Here are a few of the points the opinion editor made (in “Silence is precious if you don’t know what you’re talking about” by Liz Monahan in the February 3, 2011, edition of The Collegian).

“I can’t even count the times when a professor has asked for the meaning, theme, plot, scope, format, content or ethical dilemma of a piece of writing, only for a student, who you KNOW hasn’t read the book/article/essay, to raise his or her hand and say something useless.”

“Try calling on your students.”

“Mandating participation doesn’t prepare students for the big bad world. Yes, in the real world, when you have a job and a boss, you will have to do thing you don’t want to, like talk in meetings and give pitches. This is because in the real cruel, cruel world you’ll get fired for saying something that wastes two minutes of your boss’ ‘precious’ time.”

“Mandatory student participation fosters an environment in which students begin to talk without even thinking.”

Okay, I have taught for 40 years but have given participation grades in only one semester and found it did not work for me and dropped it. If you have read this blog for long, you know that I go in and question the student from the start of class to the closing bell. I don’t request participation; I demand participation. But, that is just my style. What works for me won’t work for everyone.

The one part of her essay that concerned me was her contention (which she made over and over) that students could just say anything, regardless of how dumb, and be accepted by the teacher. I find that very troubling (especially at my own school). What is the purpose of college if it is not to show students how to differentiate between bogus arguments and valid arguments? Her assertion that the boss will be upset if his or her time is wasted is legitimate. Why shouldn’t a college professor be just as upset by shallow, unprepared responses? Why can’t a college professor stop a student with a simple question: “Is there any point that you are really trying to make with these ramblings?” Or, as I asked a student recently “are you simply going to keep talking in hopes of stumbling upon a real idea as you go along?”

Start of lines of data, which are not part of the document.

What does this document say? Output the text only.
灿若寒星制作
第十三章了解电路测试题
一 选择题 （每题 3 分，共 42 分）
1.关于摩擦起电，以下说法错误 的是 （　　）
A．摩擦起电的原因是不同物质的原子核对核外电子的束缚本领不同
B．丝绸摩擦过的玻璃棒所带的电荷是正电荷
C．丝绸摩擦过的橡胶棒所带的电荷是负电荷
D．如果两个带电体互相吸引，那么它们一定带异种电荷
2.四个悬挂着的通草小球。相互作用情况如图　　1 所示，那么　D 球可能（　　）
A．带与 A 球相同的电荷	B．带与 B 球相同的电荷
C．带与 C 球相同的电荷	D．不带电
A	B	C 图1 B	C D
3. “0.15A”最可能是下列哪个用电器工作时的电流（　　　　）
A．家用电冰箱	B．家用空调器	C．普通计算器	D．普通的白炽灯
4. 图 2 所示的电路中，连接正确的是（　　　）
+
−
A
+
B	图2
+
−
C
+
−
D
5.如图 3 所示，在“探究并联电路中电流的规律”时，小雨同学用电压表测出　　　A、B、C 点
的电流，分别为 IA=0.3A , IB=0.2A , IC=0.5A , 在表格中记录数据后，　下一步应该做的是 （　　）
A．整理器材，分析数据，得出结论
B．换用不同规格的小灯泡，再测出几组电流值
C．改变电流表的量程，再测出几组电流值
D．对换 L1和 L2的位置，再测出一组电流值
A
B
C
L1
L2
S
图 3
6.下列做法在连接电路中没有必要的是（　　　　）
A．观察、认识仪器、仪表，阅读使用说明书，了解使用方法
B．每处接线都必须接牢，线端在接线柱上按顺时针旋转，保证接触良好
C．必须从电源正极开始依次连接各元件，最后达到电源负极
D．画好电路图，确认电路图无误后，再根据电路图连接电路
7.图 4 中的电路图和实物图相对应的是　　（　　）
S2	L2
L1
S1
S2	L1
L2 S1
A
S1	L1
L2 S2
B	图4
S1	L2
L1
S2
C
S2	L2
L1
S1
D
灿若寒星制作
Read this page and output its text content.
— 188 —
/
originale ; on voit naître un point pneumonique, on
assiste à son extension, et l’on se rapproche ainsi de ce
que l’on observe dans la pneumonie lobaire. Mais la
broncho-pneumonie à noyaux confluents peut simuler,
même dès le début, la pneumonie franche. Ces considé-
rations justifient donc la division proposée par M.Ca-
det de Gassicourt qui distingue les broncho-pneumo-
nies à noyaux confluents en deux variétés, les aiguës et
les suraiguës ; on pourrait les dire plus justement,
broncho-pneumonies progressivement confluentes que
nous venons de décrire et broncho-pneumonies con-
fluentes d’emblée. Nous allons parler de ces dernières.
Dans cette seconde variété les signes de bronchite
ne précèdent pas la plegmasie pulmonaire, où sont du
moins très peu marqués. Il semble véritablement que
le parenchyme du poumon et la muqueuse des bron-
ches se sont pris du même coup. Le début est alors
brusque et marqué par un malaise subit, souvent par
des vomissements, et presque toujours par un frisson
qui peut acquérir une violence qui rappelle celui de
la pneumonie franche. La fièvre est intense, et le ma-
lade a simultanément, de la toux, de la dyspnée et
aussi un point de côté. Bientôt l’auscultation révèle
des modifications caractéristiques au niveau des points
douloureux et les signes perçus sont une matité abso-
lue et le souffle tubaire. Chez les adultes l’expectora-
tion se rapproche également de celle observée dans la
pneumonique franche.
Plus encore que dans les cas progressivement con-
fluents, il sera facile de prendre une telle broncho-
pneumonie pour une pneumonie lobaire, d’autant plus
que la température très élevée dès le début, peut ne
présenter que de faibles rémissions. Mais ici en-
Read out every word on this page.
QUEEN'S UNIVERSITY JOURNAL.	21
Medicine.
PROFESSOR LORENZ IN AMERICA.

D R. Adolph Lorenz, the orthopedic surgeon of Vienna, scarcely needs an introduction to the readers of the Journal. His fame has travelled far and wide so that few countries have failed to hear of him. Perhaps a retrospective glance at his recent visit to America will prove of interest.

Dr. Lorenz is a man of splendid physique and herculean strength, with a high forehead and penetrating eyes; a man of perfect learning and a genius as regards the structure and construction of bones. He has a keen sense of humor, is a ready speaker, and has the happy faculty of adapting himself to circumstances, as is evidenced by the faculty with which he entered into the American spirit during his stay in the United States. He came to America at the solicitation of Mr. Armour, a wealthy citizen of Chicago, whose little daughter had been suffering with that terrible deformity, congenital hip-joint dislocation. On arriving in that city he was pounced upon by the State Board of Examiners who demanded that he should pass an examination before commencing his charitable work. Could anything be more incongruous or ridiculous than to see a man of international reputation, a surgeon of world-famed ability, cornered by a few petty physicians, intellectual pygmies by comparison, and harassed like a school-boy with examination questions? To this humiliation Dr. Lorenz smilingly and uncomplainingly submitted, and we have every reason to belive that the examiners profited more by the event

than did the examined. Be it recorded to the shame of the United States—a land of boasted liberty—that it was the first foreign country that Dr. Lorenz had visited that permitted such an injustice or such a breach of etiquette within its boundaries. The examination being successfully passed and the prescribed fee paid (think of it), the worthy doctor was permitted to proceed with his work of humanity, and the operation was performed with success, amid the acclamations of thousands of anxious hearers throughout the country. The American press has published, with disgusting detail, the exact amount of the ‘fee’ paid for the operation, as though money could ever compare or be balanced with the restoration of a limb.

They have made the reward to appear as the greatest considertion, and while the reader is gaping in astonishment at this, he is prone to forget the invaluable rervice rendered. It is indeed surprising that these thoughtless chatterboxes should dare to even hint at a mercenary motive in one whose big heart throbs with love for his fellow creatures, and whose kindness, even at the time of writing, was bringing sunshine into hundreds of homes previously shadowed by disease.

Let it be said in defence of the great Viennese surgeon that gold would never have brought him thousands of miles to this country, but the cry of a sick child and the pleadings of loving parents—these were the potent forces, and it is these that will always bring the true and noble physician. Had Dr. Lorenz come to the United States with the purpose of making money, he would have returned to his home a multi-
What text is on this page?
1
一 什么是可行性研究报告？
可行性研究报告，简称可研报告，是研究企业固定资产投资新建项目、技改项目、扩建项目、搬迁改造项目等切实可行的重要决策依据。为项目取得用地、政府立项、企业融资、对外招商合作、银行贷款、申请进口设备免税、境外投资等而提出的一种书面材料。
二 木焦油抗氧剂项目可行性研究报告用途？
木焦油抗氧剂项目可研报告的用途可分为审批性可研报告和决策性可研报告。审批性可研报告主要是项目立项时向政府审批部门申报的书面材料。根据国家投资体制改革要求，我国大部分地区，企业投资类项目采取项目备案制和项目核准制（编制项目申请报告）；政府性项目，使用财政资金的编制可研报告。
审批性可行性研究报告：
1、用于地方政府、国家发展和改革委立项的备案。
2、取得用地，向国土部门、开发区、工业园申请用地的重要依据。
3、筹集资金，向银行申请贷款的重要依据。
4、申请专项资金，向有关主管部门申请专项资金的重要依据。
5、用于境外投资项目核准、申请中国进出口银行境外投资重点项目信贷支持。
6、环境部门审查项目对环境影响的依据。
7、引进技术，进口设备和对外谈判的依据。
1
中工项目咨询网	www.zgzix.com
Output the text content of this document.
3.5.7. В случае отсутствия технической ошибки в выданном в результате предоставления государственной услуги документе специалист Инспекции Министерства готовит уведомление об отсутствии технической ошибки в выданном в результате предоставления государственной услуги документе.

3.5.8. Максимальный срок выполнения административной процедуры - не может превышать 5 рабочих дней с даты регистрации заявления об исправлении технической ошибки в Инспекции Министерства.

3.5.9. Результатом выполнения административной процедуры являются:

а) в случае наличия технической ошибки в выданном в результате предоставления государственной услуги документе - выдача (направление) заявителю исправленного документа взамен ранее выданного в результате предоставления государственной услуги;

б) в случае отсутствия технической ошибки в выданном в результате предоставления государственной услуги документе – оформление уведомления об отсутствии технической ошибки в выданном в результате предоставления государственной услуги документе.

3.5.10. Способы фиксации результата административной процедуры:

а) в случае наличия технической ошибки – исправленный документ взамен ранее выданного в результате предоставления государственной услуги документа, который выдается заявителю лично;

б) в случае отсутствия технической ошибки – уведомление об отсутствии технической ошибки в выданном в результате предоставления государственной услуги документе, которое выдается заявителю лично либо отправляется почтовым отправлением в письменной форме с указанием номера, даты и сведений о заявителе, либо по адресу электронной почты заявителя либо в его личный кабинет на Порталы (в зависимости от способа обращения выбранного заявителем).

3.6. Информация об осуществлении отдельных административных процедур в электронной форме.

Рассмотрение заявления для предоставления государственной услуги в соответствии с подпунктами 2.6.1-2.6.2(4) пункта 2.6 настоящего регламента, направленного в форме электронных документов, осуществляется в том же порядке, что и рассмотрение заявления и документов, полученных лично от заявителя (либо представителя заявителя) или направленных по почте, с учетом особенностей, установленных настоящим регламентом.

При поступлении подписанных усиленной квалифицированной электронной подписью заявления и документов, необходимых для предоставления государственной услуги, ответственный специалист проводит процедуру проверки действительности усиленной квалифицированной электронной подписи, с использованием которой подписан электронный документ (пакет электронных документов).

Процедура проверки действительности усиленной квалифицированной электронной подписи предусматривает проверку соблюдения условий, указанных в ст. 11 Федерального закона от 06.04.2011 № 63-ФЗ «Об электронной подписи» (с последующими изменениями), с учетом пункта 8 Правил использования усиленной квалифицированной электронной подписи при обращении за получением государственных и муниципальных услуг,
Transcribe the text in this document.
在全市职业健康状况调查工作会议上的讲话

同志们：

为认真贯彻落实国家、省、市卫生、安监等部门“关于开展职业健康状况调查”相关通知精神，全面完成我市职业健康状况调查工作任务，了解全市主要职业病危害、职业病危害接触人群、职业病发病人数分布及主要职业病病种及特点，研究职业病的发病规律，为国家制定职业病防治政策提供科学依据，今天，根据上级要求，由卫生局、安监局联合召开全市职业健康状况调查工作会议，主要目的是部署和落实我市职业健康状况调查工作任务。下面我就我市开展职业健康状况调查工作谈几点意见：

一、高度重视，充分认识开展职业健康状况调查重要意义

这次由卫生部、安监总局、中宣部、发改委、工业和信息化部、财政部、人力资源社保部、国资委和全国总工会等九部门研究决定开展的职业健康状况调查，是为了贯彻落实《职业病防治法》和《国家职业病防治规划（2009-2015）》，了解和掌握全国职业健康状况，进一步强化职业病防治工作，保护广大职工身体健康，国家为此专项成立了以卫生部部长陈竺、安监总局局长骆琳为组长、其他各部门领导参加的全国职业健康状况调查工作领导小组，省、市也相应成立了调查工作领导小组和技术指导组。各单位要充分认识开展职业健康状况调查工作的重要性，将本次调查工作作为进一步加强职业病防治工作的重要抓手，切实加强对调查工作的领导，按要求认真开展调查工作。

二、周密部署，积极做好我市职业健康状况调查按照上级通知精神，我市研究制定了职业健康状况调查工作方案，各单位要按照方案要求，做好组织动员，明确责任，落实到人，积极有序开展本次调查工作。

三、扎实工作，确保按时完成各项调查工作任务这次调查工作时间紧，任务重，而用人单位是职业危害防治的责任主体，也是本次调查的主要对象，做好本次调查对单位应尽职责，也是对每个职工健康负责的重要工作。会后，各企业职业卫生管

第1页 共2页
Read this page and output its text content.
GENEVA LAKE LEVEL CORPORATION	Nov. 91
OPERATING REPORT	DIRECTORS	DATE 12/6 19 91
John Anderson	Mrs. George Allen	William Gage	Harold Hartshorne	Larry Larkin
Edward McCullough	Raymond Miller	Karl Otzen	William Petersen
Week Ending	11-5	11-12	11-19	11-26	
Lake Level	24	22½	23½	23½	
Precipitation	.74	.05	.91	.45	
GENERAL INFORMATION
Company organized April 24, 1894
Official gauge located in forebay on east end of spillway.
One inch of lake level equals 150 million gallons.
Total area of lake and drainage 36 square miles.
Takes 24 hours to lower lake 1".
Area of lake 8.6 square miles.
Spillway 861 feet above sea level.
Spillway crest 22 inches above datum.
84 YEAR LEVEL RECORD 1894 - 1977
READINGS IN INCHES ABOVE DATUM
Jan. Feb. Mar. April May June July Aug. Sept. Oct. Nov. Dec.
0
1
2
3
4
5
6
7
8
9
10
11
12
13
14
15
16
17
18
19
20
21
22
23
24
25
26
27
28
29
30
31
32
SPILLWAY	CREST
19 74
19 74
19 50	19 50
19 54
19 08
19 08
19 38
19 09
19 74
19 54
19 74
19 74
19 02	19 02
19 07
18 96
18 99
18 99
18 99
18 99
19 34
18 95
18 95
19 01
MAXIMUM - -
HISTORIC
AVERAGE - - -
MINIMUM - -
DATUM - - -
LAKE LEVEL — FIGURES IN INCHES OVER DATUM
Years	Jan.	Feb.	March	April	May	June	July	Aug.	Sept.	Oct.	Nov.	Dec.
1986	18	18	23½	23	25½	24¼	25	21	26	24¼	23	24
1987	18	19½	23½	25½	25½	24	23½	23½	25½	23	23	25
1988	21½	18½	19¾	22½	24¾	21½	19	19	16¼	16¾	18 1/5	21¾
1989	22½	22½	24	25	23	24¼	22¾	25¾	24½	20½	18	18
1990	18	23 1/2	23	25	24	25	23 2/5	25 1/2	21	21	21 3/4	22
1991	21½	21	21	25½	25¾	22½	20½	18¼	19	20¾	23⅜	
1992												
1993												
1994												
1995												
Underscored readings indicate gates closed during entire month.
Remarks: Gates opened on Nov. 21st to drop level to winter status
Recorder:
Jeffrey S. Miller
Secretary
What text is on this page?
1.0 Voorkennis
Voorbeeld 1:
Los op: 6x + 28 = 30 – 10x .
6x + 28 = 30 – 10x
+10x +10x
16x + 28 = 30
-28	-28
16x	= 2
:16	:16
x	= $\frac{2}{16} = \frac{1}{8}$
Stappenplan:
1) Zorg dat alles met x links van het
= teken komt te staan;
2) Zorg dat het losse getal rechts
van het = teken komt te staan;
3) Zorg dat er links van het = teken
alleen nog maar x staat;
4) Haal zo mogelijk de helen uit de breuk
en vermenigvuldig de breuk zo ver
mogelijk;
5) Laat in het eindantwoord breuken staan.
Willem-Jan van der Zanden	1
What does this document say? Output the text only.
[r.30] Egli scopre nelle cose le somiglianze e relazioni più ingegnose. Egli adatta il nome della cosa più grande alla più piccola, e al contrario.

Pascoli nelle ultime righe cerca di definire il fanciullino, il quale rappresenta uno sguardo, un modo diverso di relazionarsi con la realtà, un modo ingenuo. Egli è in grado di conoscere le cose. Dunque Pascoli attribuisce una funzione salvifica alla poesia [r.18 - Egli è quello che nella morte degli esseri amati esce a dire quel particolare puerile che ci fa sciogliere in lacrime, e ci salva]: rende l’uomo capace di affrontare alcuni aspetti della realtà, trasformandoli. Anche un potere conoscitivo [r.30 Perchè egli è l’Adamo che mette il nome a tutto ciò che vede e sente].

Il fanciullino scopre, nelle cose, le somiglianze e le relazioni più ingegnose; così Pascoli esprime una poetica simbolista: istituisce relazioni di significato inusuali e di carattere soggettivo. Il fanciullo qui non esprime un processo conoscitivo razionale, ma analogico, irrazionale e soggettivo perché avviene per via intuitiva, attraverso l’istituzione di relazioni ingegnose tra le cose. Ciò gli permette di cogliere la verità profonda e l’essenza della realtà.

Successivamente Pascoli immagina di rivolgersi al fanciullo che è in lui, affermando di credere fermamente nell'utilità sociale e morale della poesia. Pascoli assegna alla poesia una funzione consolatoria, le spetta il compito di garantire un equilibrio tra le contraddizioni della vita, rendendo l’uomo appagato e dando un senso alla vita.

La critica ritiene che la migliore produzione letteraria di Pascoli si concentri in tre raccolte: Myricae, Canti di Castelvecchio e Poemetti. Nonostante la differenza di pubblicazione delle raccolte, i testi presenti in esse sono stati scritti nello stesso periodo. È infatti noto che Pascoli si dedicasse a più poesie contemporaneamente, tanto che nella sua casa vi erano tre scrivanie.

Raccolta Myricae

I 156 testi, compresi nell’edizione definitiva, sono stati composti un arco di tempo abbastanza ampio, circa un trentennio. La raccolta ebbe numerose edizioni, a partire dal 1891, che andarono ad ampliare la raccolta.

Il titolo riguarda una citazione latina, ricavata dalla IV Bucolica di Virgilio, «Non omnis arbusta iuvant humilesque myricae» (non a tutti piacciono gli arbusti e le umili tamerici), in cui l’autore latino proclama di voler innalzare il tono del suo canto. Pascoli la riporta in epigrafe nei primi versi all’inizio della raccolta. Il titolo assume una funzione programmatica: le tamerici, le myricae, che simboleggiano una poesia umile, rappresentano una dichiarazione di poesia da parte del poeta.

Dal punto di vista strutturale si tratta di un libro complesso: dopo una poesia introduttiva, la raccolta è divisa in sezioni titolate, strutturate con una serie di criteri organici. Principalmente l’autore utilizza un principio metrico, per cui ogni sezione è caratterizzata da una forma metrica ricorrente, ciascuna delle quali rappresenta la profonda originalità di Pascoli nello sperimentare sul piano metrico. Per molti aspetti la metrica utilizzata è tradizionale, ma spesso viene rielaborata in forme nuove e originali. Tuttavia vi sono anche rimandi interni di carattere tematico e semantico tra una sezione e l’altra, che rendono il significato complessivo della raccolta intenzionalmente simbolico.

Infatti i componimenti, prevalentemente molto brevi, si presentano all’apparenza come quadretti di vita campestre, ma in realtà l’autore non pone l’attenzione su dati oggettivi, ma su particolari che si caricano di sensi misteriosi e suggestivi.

No one likes confrontation (especially in front of an entire class). No one enjoys making students feel uncomfortable. But, isn’t that a very essential part of our job? As college professors, have we simply become too accepting? And, if we have, are we doing the students a disfavor? Are we allowing our students to avoid doing any serious critical thinking if we accept every spoken thought? If a student says “the world is flat” (which, of course, was often said not too long ago) are we not harming that student’s development by not calling into question the statement as soon as it is made? And, won’t the student be more likely to have a better response the next time if it is obvious that the teacher is not going to allow faulty reasoning to slip through unchallenged?

What is the ultimate result of accepting bad reasoning or unprepared blathering?

I don’t believe the opinion editor actually meant to do this but I think she questioned the very core purpose of a college education. Our role is not to simply convey information to be memorized. Instead, we should be trying to develop a strong thinking process that will allow each student to reason things out for themselves throughout life.

To me, school should be about the development of ideas, the testing of those ideas, and the reshaping of those ideas as more is learned and the basis of the thinking process is challenged. None of that works, though, if the professor is unwilling to say “prove to me that there is a reasonable basis for your assertion or we are going to dismiss it until you can do better.”

I don’t give a participation grade but I have no problem if someone wants to give one. What I have a huge problem with is that we allow our students to get by in class with statements that don’t stand up to rigorous scrutiny. In fact, I think we do our students a major disservice if we don’t call them out for making statements in class that show a lack of preparation or a sloppiness of thinking.

Maybe we are just getting to be too nice.